AI-driven demand is reshaping infrastructure investment priorities, especially in power and digital assets. “AI has become a central demand determinant for power, land, and interconnection,” Lewis emphasized. With global electricity consumption from data centers projected to more than double by 2030, and US AI-driven demand potentially increasing thirty-fold by 2035, investor behavior is shifting accordingly.
As a result, utilities and independent power producers are responding by accelerating investments in storage, flexible generation, and grid reinforcement, creating convergent opportunities across both digital and energy-transition sectors. Grid limitations are increasingly influencing development timelines and M&A pricing, with grid congestion posing significant challenges for renewable and digital infrastructure projects.

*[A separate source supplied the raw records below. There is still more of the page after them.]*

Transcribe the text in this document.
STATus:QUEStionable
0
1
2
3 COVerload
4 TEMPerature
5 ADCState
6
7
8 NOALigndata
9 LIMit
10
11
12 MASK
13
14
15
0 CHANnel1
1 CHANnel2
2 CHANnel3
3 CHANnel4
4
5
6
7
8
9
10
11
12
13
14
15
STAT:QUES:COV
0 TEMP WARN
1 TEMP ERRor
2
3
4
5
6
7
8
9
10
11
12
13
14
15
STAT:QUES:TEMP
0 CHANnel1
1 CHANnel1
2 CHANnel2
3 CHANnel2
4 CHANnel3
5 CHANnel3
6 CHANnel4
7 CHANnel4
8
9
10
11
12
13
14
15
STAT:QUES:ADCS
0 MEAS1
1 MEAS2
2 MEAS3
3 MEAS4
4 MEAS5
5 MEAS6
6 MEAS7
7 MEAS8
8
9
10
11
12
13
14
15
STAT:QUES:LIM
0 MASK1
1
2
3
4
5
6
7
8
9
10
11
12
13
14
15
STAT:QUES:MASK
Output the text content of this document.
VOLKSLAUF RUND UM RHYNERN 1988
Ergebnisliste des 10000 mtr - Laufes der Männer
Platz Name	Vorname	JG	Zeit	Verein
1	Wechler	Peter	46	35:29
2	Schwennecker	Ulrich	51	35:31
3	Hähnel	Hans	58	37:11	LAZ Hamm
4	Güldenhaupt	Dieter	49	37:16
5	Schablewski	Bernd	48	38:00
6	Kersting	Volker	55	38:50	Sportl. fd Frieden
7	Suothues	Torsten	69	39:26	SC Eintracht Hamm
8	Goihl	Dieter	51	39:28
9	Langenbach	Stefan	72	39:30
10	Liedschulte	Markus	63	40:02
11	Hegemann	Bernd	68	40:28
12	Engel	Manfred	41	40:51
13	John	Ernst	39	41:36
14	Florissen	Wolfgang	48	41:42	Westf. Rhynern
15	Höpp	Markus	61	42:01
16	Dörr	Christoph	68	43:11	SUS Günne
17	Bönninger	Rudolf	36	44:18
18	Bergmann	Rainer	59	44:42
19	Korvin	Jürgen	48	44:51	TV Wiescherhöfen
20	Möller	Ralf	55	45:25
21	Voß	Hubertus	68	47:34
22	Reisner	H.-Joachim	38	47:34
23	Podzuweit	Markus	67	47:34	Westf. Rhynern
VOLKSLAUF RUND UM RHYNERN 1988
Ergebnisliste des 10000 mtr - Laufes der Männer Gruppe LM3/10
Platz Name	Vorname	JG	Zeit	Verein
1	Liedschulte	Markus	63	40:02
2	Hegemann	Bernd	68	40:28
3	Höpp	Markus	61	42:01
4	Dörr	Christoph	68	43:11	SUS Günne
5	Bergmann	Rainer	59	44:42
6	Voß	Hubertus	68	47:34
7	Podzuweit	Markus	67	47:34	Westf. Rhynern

Competition for high-quality assets remains fierce, fueled by abundant capital availability, currently standing at approximately $335 billion. “The pressure to deploy capital is the largest expected driver of valuation uplift over the next 12–24 months,” Lewis stated, with 40% of respondents identifying it as the principal factor.
Lewis anticipates that as deployment deadlines tighten, competitive bidding will re-emerge, with sponsors willing to transact closer to full pricing for assets with robust fundamentals and clear regulatory visibility. The strongest valuation pressure is noted in sectors tied to power demand and connectivity, particularly digital infrastructure, which is experiencing significant upward valuation pressure due to heightened demand from hyperscale data centers.
As investors look toward 2026, Lewis highlights a growing emphasis on cyber and supply chain risks in core diligence. “Cyber risk has escalated to a top operational concern,” he said, noting that 96% of investors conduct regular cybersecurity assessments and that supply chain vulnerabilities have also sharply increased.
Ultimately, Lewis concludes that execution capability, rather than capital availability, will emerge as the key differentiator among infrastructure investors in the coming years. As geopolitical instability, climate-driven disruptions, and cyber threats remain prominent, opportunities tied to accelerated AI demand and scaled energy-transition investments will continue to shape the future of infrastructure investment.